Although Plaintiff correctly highlights these two factual errors in the Court's opinion, neither of these errors undermines the Court's conclusion that MBI was still engaging in business operations related to the Feinstein patents at the time Plaintiff submitted its Notice of Termination. With respect to the Mallinckrodt error (which was the larger of the two), at the time of Plaintiff's Notice of Termination, MBI was entitled to receive royalties from Mallinckrodt for nearly two more years. Plaintiff presents deposition testimony from Theodore Roth, the President and Chief Operating Officer of Alliance, that MBI was not expecting to receive any payments from the sale of Optison. Whether it expected the sales milestones to be reached is irrelevant to whether it was still conducting business related to the patents. It is true that after September 30, 2003, MBI had no claim to royalties (expected or unexpected) under the sublicense with Mallinckrodt, but that alone would not establish a voluntary suspension of business operations under the Restated License Agreement because MBI has another sublicense agreement in place.

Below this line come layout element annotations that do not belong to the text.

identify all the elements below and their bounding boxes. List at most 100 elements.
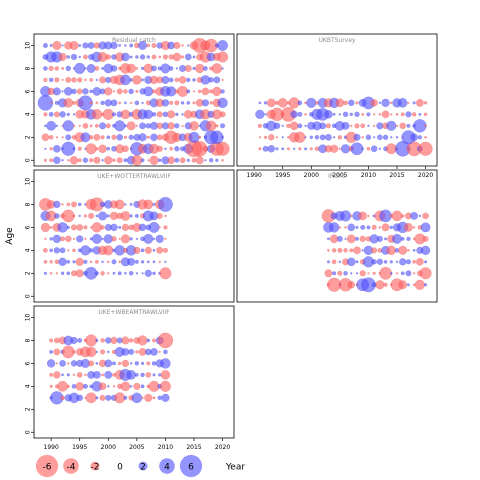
residual-bubble (412, 260, 416, 264)
residual-bubble (91, 109, 103, 120)
residual-bubble (98, 382, 107, 391)
residual-bubble (99, 122, 107, 130)
residual-bubble (49, 44, 53, 47)
residual-bubble (174, 100, 180, 106)
legend-label: -2 (91, 463, 100, 473)
residual-bubble (146, 135, 150, 139)
residual-bubble (43, 248, 48, 253)
residual-bubble (77, 338, 83, 343)
residual-bubble (101, 237, 104, 240)
residual-bubble (290, 110, 298, 118)
residual-bubble (140, 361, 145, 365)
residual-bubble (121, 52, 130, 62)
residual-bubble (100, 338, 105, 343)
residual-bubble (157, 395, 162, 401)
residual-bubble (111, 134, 117, 140)
residual-bubble (89, 124, 93, 128)
residual-bubble (383, 282, 388, 287)
residual-bubble (126, 63, 136, 74)
residual-bubble (61, 136, 64, 139)
residual-bubble (158, 226, 161, 229)
residual-bubble (359, 270, 366, 277)
residual-bubble (128, 134, 134, 140)
residual-bubble (188, 131, 200, 143)
residual-bubble (59, 111, 66, 118)
residual-bubble (399, 122, 406, 130)
residual-bubble (61, 78, 64, 81)
residual-bubble (304, 147, 308, 151)
residual-bubble (137, 335, 148, 346)
residual-bubble (422, 212, 429, 220)
residual-bubble (99, 394, 106, 401)
residual-bubble (75, 269, 84, 278)
residual-bubble (217, 97, 228, 109)
residual-bubble (192, 101, 196, 105)
residual-bubble (71, 77, 77, 83)
residual-bubble (328, 222, 340, 233)
residual-bubble (350, 214, 353, 218)
residual-bubble (395, 124, 399, 127)
residual-bubble (152, 260, 156, 264)
residual-bubble (140, 372, 145, 377)
residual-bubble (87, 42, 95, 49)
residual-bubble (60, 271, 65, 275)
residual-bubble (43, 77, 48, 82)
residual-bubble (116, 134, 123, 141)
x-tick-label: 1990 (247, 172, 262, 179)
residual-bubble (66, 202, 71, 207)
x-tick-label: 2000 (101, 444, 116, 451)
residual-bubble (143, 86, 154, 97)
residual-bubble (405, 111, 412, 118)
residual-bubble (349, 248, 354, 253)
residual-bubble (348, 99, 355, 107)
residual-bubble (324, 269, 333, 278)
residual-bubble (54, 213, 60, 219)
residual-bubble (390, 101, 393, 105)
residual-bubble (83, 259, 88, 264)
residual-bubble (135, 67, 139, 70)
residual-bubble (160, 63, 171, 74)
residual-bubble (156, 122, 163, 130)
residual-bubble (350, 142, 364, 156)
residual-bubble (275, 136, 279, 139)
residual-bubble (44, 124, 47, 128)
residual-bubble (84, 78, 87, 82)
residual-bubble (75, 382, 84, 391)
residual-bubble (112, 158, 116, 162)
residual-bubble (423, 112, 428, 117)
residual-bubble (161, 99, 170, 107)
residual-bubble (121, 223, 129, 231)
residual-bubble (89, 248, 94, 253)
residual-bubble (344, 237, 347, 240)
residual-bubble (424, 260, 428, 264)
residual-bubble (74, 62, 86, 74)
residual-bubble (70, 336, 78, 344)
residual-bubble (78, 124, 81, 127)
x-tick-label: 1995 (72, 444, 87, 451)
residual-bubble (156, 212, 163, 219)
residual-bubble (178, 76, 187, 84)
legend-bubble (138, 461, 148, 471)
residual-bubble (169, 100, 174, 105)
residual-bubble (319, 122, 327, 130)
residual-bubble (100, 135, 105, 140)
residual-bubble (53, 348, 61, 356)
residual-bubble (399, 258, 407, 266)
legend-bubble (179, 454, 203, 478)
residual-bubble (355, 225, 359, 229)
residual-bubble (66, 55, 71, 59)
residual-bubble (49, 338, 54, 343)
residual-bubble (112, 271, 116, 275)
residual-bubble (159, 380, 171, 392)
x-tick-label: 1995 (275, 172, 290, 179)
residual-bubble (146, 361, 151, 366)
residual-bubble (186, 77, 191, 83)
residual-bubble (43, 112, 48, 117)
residual-bubble (350, 124, 353, 127)
residual-bubble (266, 98, 276, 108)
residual-bubble (304, 113, 307, 116)
residual-bubble (110, 223, 118, 232)
residual-bubble (158, 197, 173, 212)
residual-bubble (54, 337, 60, 344)
residual-bubble (286, 147, 290, 151)
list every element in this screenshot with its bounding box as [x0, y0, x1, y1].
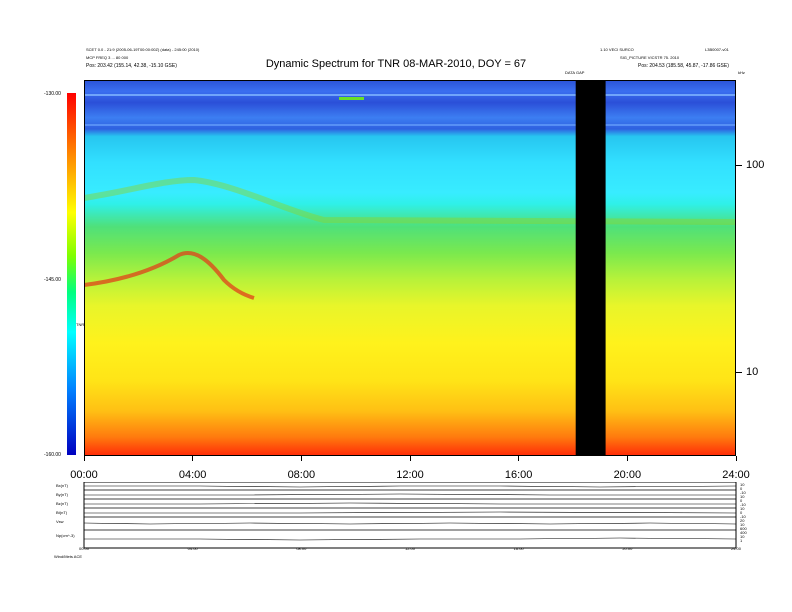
x-tick-mark	[83, 456, 85, 461]
header-left-line1: SCET 0.0 - 21:9 (2005-06-19T00:00:00Z) (…	[86, 47, 200, 52]
x-tick-label: 24:00	[722, 469, 750, 481]
ts-x-tick-label: 04:00	[187, 546, 198, 551]
y-tick-label-10: 10	[746, 366, 759, 378]
x-tick-mark	[518, 456, 520, 461]
x-tick-mark	[409, 456, 411, 461]
x-tick-mark	[735, 456, 737, 461]
ts-x-tick-label: 20:00	[622, 546, 633, 551]
header-right-position: Pos: 204.53 (185.58, 45.87, -17.86 GSE)	[638, 63, 729, 69]
ts-x-tick-label: 12:00	[404, 546, 415, 551]
data-gap-label: DATA GAP	[565, 70, 585, 75]
header-right-corner: L3B0007-v01	[705, 47, 729, 52]
ts-trace-np	[84, 537, 737, 541]
colorbar	[67, 93, 76, 455]
ts-right-tick-label: 0	[740, 498, 743, 503]
ts-trace-bt	[84, 511, 737, 514]
ts-right-tick-label: -10	[740, 502, 746, 507]
green-shoulder	[84, 176, 736, 225]
ts-trace-bz	[84, 502, 736, 505]
data-gap	[575, 80, 606, 456]
spectrogram-background	[84, 80, 736, 456]
ts-label-by: By(nT)	[56, 492, 68, 497]
green-trace	[339, 97, 364, 100]
x-tick-mark	[300, 456, 302, 461]
ts-right-tick-label: 1	[740, 538, 743, 543]
ts-x-tick-label: 16:00	[513, 546, 524, 551]
spectrogram-plot	[84, 80, 736, 456]
colorbar-tick-mid: -145.00	[44, 277, 61, 283]
ts-label-bt: Bt(nT)	[56, 510, 68, 515]
colorbar-tick-top: -130.00	[44, 91, 61, 97]
ts-right-tick-label: 0	[740, 486, 743, 491]
ts-right-tick-label: 10	[740, 494, 745, 499]
ts-label-vsw: Vsw	[56, 519, 64, 524]
x-tick-label: 00:00	[70, 469, 98, 481]
header-left-position: Pos: 203.42 (155.14, 42.38, -15.10 GSE)	[86, 63, 177, 69]
emission-arc	[84, 251, 255, 300]
header-left-line2: MCP FREQ 3 ... 80 000	[86, 55, 129, 60]
colorbar-label: TNR	[76, 322, 85, 327]
ts-right-tick-label: 400	[740, 530, 747, 535]
ts-label-np: Np(cm^-3)	[56, 533, 75, 538]
y-major-tick-100	[736, 165, 742, 166]
ts-trace-by	[84, 493, 736, 496]
ts-x-tick-label: 08:00	[296, 546, 307, 551]
plot-frame	[84, 80, 736, 456]
x-tick-label: 08:00	[287, 469, 316, 481]
x-tick-label: 04:00	[178, 469, 207, 481]
ts-label-bx: Bx(nT)	[56, 483, 68, 488]
header-right-line1: 1.10 VECI SURCO	[600, 47, 634, 52]
ts-right-tick-label: 10	[740, 522, 745, 527]
header-right-line2: SIG_PICTURE VICSTR 75. 2010	[620, 55, 680, 60]
x-tick-label: 16:00	[504, 469, 533, 481]
ts-right-tick-label: 10	[740, 506, 745, 511]
ts-right-tick-label: -10	[740, 514, 746, 519]
colorbar-tick-bottom: -160.00	[44, 452, 61, 458]
timeseries-area: Bx(nT) By(nT) Bz(nT) Bt(nT) Vsw Np(cm^-3…	[0, 482, 792, 552]
ts-right-tick-label: 10	[740, 482, 745, 487]
ts-right-tick-label: 600	[740, 526, 747, 531]
y-unit-label: kHz	[738, 70, 745, 75]
y-tick-label-100: 100	[746, 159, 765, 171]
ts-right-tick-label: 0	[740, 510, 743, 515]
ts-frame	[83, 482, 737, 549]
chart-title: Dynamic Spectrum for TNR 08-MAR-2010, DO…	[265, 58, 527, 70]
x-tick-label: 12:00	[396, 469, 424, 481]
top-streak	[84, 94, 736, 96]
x-tick-label: 20:00	[613, 469, 642, 481]
timeseries-svg	[83, 482, 737, 549]
spectrogram-overlay	[84, 80, 736, 456]
x-tick-mark	[626, 456, 628, 461]
ts-right-tick-label: 20	[740, 518, 745, 523]
y-major-tick-10	[736, 372, 742, 373]
ts-right-tick-label: 10	[740, 534, 745, 539]
x-tick-mark	[192, 456, 194, 461]
blue-streak	[84, 124, 736, 126]
ts-x-tick-label: 00:00	[78, 546, 89, 551]
ts-trace-vsw	[83, 522, 737, 525]
ts-right-tick-label: -10	[740, 490, 746, 495]
ts-x-tick-label: 24:00	[730, 546, 741, 551]
ts-footer-left: Wind/Mets ACE	[54, 554, 83, 559]
ts-trace-bx	[84, 485, 737, 488]
ts-label-bz: Bz(nT)	[56, 501, 68, 506]
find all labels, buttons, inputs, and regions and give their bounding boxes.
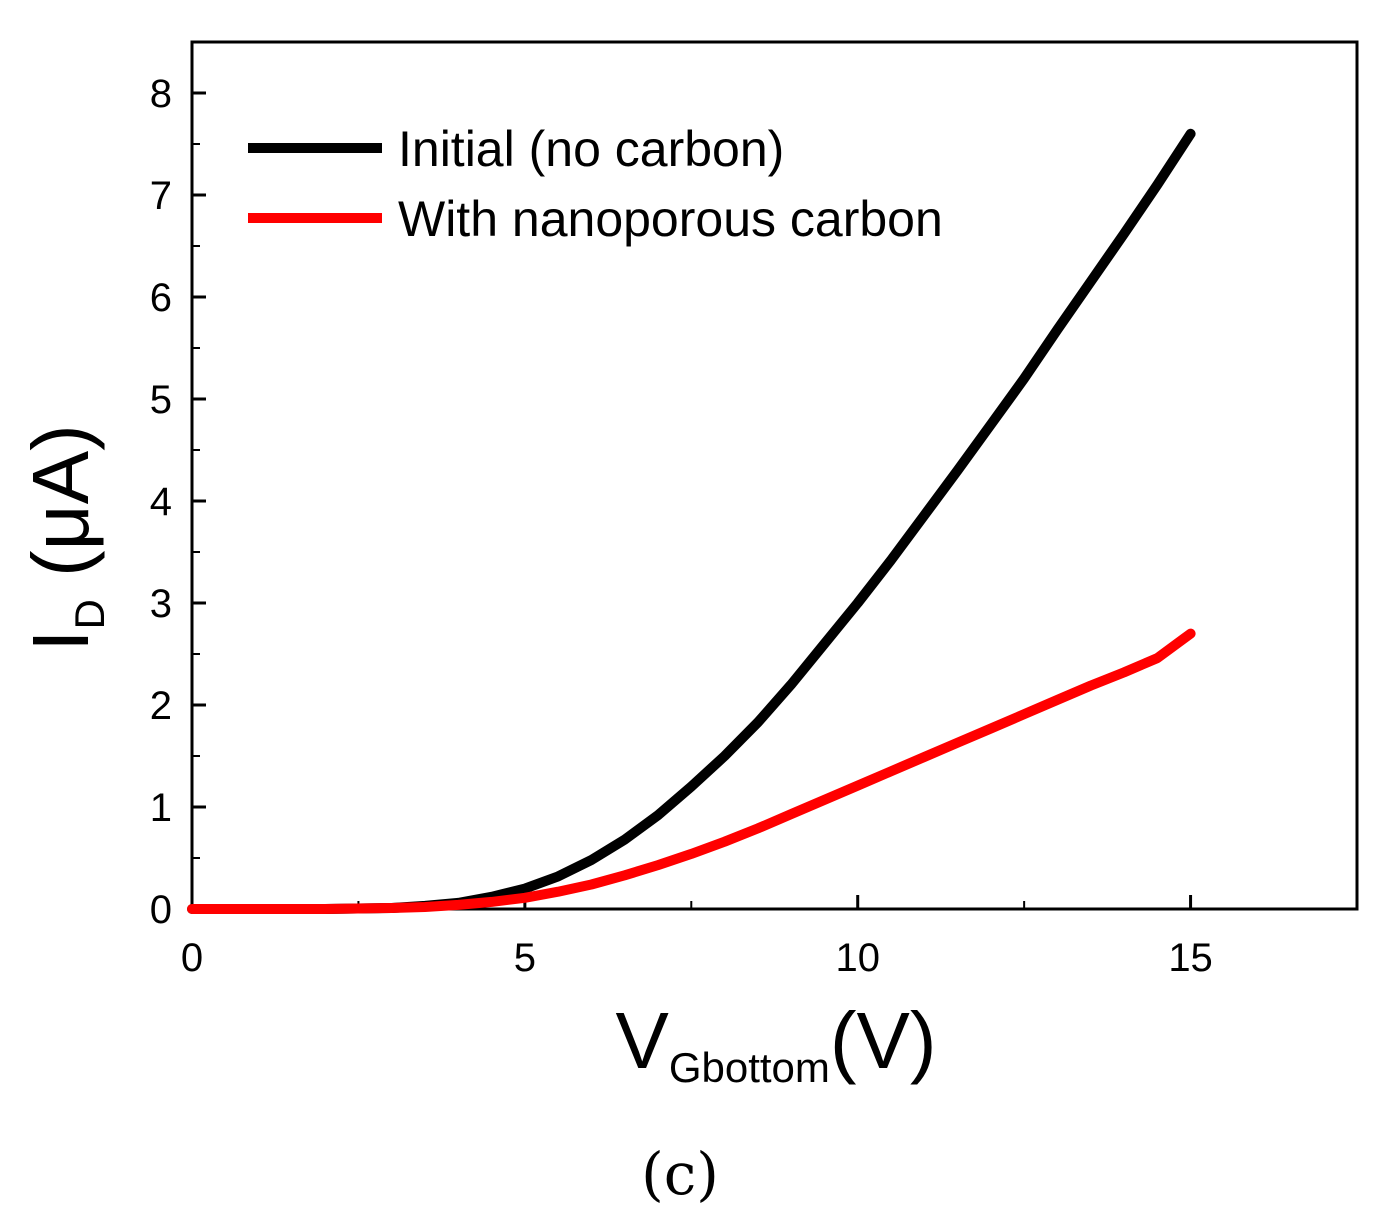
x-axis-title-main: V <box>615 996 669 1085</box>
x-tick-label: 5 <box>514 936 536 980</box>
y-tick-label: 8 <box>150 72 172 116</box>
legend-label-nanoporous: With nanoporous carbon <box>398 191 943 247</box>
y-tick-label: 5 <box>150 378 172 422</box>
y-tick-label: 3 <box>150 582 172 626</box>
y-axis-title-unit: (μA) <box>16 424 105 599</box>
chart: 0 5 10 15 0 1 2 3 4 5 6 7 8 Initial (no carbon) Wit… <box>16 40 1359 1091</box>
y-tick-label: 1 <box>150 786 172 830</box>
x-axis-title: VGbottom(V) <box>615 996 936 1091</box>
plot-frame <box>190 40 1359 911</box>
x-tick-labels: 0 5 10 15 <box>181 936 1213 980</box>
x-tick-label: 15 <box>1168 936 1213 980</box>
series-line-initial <box>187 128 1196 914</box>
series-line-nanoporous <box>187 628 1196 914</box>
series-lines <box>187 128 1196 914</box>
y-axis-title-main: I <box>16 630 105 652</box>
x-tick-label: 0 <box>181 936 203 980</box>
y-tick-label: 0 <box>150 888 172 932</box>
y-tick-labels: 0 1 2 3 4 5 6 7 8 <box>150 72 172 932</box>
legend-label-initial: Initial (no carbon) <box>398 121 784 177</box>
panel-caption: (c) <box>641 1140 719 1208</box>
y-tick-label: 4 <box>150 480 172 524</box>
legend: Initial (no carbon) With nanoporous carb… <box>248 121 943 247</box>
x-axis-title-subscript: Gbottom <box>669 1044 830 1091</box>
y-tick-label: 2 <box>150 684 172 728</box>
y-axis-title-subscript: D <box>66 599 113 629</box>
x-tick-label: 10 <box>835 936 880 980</box>
y-tick-label: 7 <box>150 174 172 218</box>
y-axis-title: ID (μA) <box>16 424 113 652</box>
x-axis-title-unit: (V) <box>830 996 937 1085</box>
y-tick-label: 6 <box>150 276 172 320</box>
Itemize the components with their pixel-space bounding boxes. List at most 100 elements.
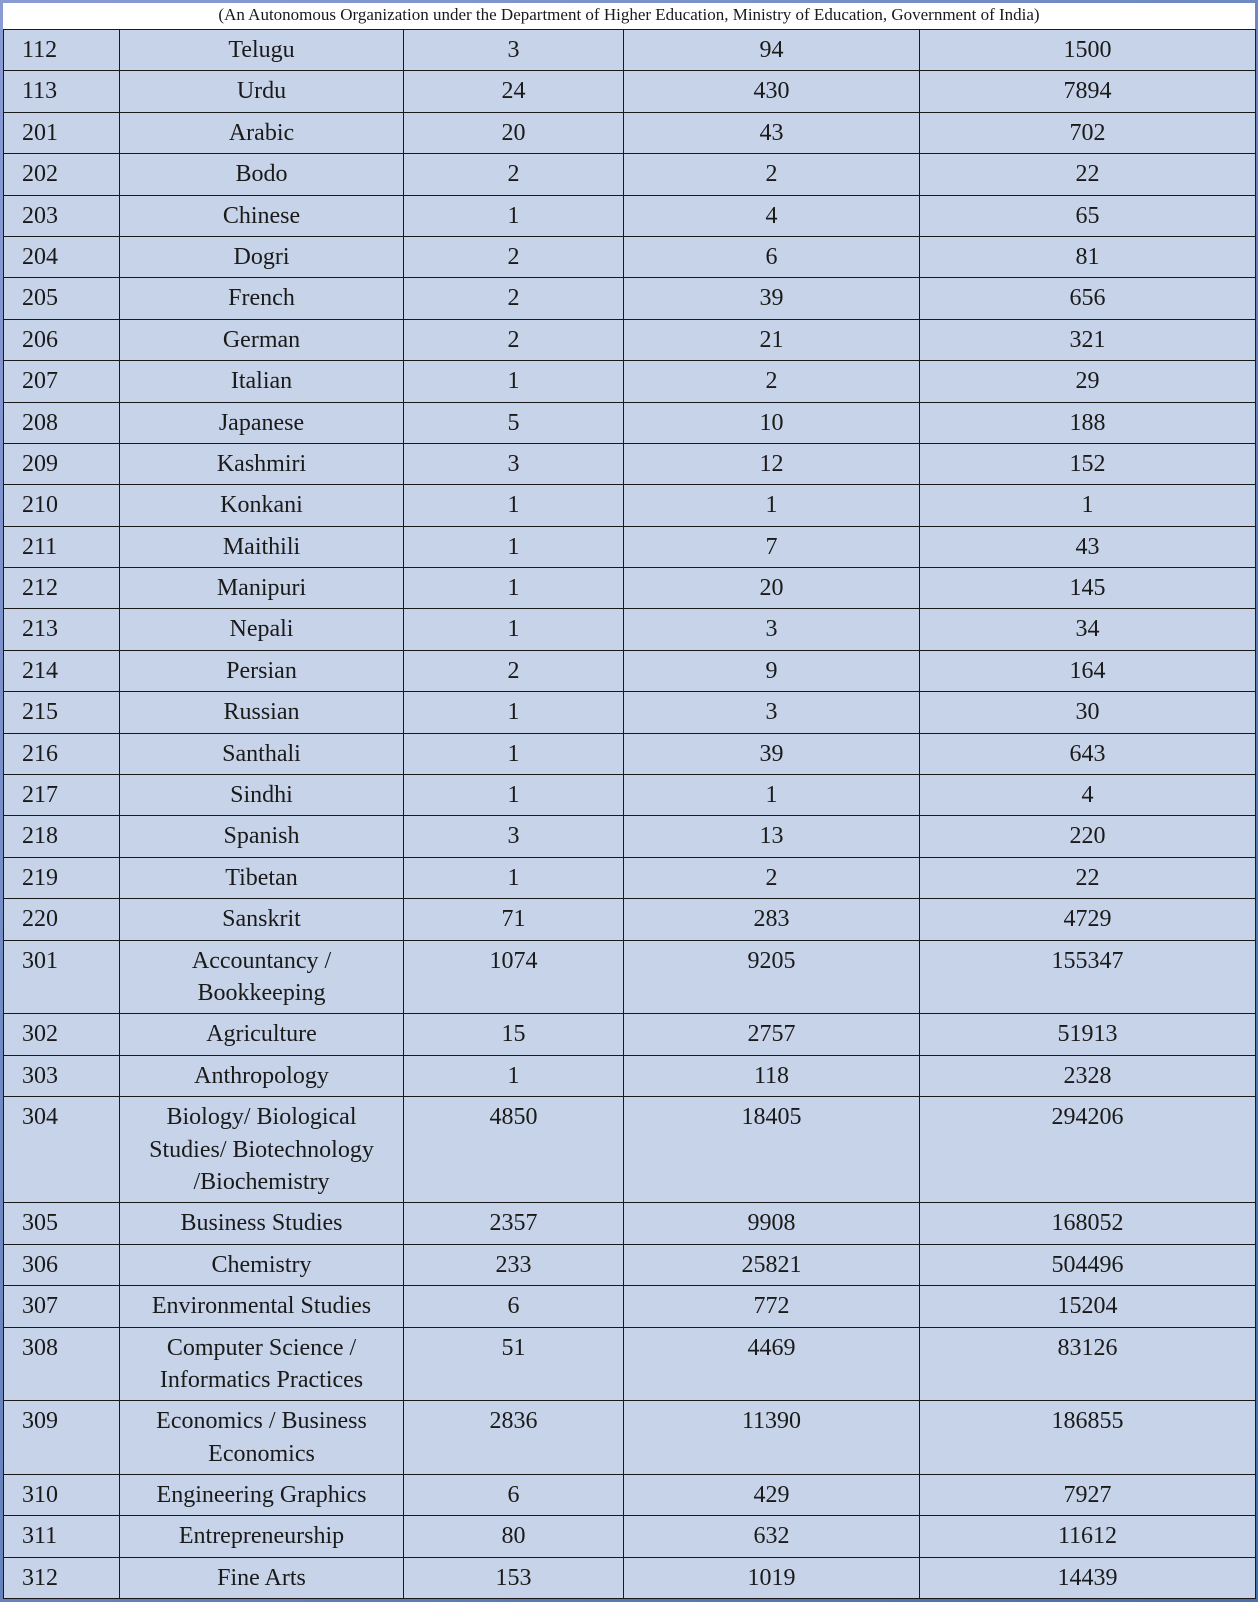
table-row: 302Agriculture15275751913 [4,1014,1256,1055]
name-cell: Biology/ Biological Studies/ Biotechnolo… [120,1097,404,1203]
value-cell-4: 9908 [624,1203,920,1244]
table-body: 112Telugu3941500113Urdu244307894201Arabi… [4,30,1256,1599]
code-cell: 309 [4,1401,120,1475]
value-cell-3: 3 [404,816,624,857]
code-cell: 301 [4,940,120,1014]
value-cell-4: 13 [624,816,920,857]
table-row: 216Santhali139643 [4,733,1256,774]
value-cell-5: 155347 [920,940,1256,1014]
name-cell: Agriculture [120,1014,404,1055]
page-header-cutoff: (An Autonomous Organization under the De… [3,3,1255,29]
code-cell: 113 [4,71,120,112]
value-cell-3: 6 [404,1286,624,1327]
value-cell-4: 18405 [624,1097,920,1203]
table-row: 213Nepali1334 [4,609,1256,650]
name-cell: Manipuri [120,568,404,609]
value-cell-5: 1 [920,485,1256,526]
value-cell-5: 34 [920,609,1256,650]
name-cell: Russian [120,692,404,733]
code-cell: 206 [4,319,120,360]
code-cell: 211 [4,526,120,567]
table-row: 310Engineering Graphics64297927 [4,1475,1256,1516]
table-row: 218Spanish313220 [4,816,1256,857]
value-cell-4: 39 [624,278,920,319]
value-cell-3: 1 [404,195,624,236]
code-cell: 112 [4,30,120,71]
value-cell-5: 2328 [920,1055,1256,1096]
name-cell: Accountancy / Bookkeeping [120,940,404,1014]
value-cell-3: 1 [404,361,624,402]
value-cell-3: 1 [404,857,624,898]
value-cell-5: 656 [920,278,1256,319]
value-cell-5: 7927 [920,1475,1256,1516]
table-row: 307Environmental Studies677215204 [4,1286,1256,1327]
table-row: 207Italian1229 [4,361,1256,402]
value-cell-5: 43 [920,526,1256,567]
name-cell: German [120,319,404,360]
code-cell: 204 [4,236,120,277]
code-cell: 307 [4,1286,120,1327]
code-cell: 305 [4,1203,120,1244]
value-cell-4: 12 [624,443,920,484]
value-cell-5: 65 [920,195,1256,236]
table-row: 311Entrepreneurship8063211612 [4,1516,1256,1557]
name-cell: Japanese [120,402,404,443]
table-row: 113Urdu244307894 [4,71,1256,112]
value-cell-4: 430 [624,71,920,112]
value-cell-3: 51 [404,1327,624,1401]
table-row: 209Kashmiri312152 [4,443,1256,484]
name-cell: Sindhi [120,775,404,816]
table-row: 204Dogri2681 [4,236,1256,277]
value-cell-4: 283 [624,899,920,940]
value-cell-4: 4 [624,195,920,236]
value-cell-4: 25821 [624,1244,920,1285]
table-row: 208Japanese510188 [4,402,1256,443]
value-cell-3: 1 [404,485,624,526]
name-cell: Engineering Graphics [120,1475,404,1516]
value-cell-3: 1 [404,733,624,774]
value-cell-5: 15204 [920,1286,1256,1327]
code-cell: 202 [4,154,120,195]
value-cell-5: 22 [920,857,1256,898]
value-cell-3: 1 [404,775,624,816]
name-cell: Chinese [120,195,404,236]
name-cell: Sanskrit [120,899,404,940]
table-row: 306Chemistry23325821504496 [4,1244,1256,1285]
name-cell: Spanish [120,816,404,857]
value-cell-4: 10 [624,402,920,443]
value-cell-3: 1 [404,568,624,609]
name-cell: Santhali [120,733,404,774]
value-cell-4: 2 [624,857,920,898]
value-cell-5: 294206 [920,1097,1256,1203]
value-cell-5: 168052 [920,1203,1256,1244]
value-cell-5: 4 [920,775,1256,816]
value-cell-4: 9205 [624,940,920,1014]
value-cell-4: 2757 [624,1014,920,1055]
table-row: 219Tibetan1222 [4,857,1256,898]
table-row: 304Biology/ Biological Studies/ Biotechn… [4,1097,1256,1203]
value-cell-5: 164 [920,650,1256,691]
value-cell-4: 772 [624,1286,920,1327]
value-cell-5: 504496 [920,1244,1256,1285]
value-cell-5: 4729 [920,899,1256,940]
value-cell-5: 81 [920,236,1256,277]
value-cell-4: 1 [624,775,920,816]
name-cell: French [120,278,404,319]
value-cell-3: 6 [404,1475,624,1516]
table-row: 202Bodo2222 [4,154,1256,195]
name-cell: Tibetan [120,857,404,898]
code-cell: 209 [4,443,120,484]
name-cell: Business Studies [120,1203,404,1244]
value-cell-4: 94 [624,30,920,71]
table-row: 112Telugu3941500 [4,30,1256,71]
code-cell: 208 [4,402,120,443]
value-cell-3: 3 [404,443,624,484]
code-cell: 311 [4,1516,120,1557]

The deposition question and answer is as follows:
Q: Mr. Roth, does Alliance expect to receive any payments from the licensed products under the restated license agreement?
A: No.
(Pl. Mot. Alter or Amend, Ex. 1 at 53, lines 3-6) Although it is not clear that this evidence establishes that MBI (as opposed to Alliance) was not expecting to receive any payments, the Court will assume for the sake of this opinion that MBI did not expect to receive royalty payments.
MBI's excision of itself from the relationship with Mallinckrodt would lend support to an argument that the sublicense with Mallinckrodt violated the anti-assignment provision of the Restated License Agreement, but the Plaintiff explicitly waived that argument.
With respect to the Chugai sublicense, the corrected fact has no effect on the outcome. Defendant MBI remains entitled to receive royalties under its sublicense with Chugai if and when regulatory approval is obtained. MBI was entirely within its rights under the Restated License Agreement to enter into this sublicense with Chugai. Until such time that the sublicense with Chugai expires or is cancelled, MBI will continue to conduct business operations related to the Feinstein patents.
As noted in the original opinion of December 2, 2003, the parties executed an agreement that contained an ambiguous term: "voluntary suspension of business operations." The Court construed this term to mean any and all business operations, active or passive, related to the Feinstein patents. As of December 14, 2001, when the Plaintiff submitted its Notice of Termination, Defendant MBI was still conducting passive business operations relating to the Feinstein patents. It was not, as the Court originally found, receiving and cashing royalty checks from its two sublicensees. Instead, as of December 14, 2001, MBI was waiting to learn whether it would be entitled to royalties from either of its two sublicensees. Today, MBI has no current or future claim to royalties from Mallinckrodt. It does, however, have a contingent claim to royalties in the future from Chugai. This is sufficient to constitute business operations under the Restated License Agreement. Therefore, the two factual errors that Plaintiff detected in the Court's opinion do not alter the Court's original conclusion.
CONCLUSION
For the reasons set forth above, the Court denies Plaintiff's Motion to Alter or Amend the Judgment.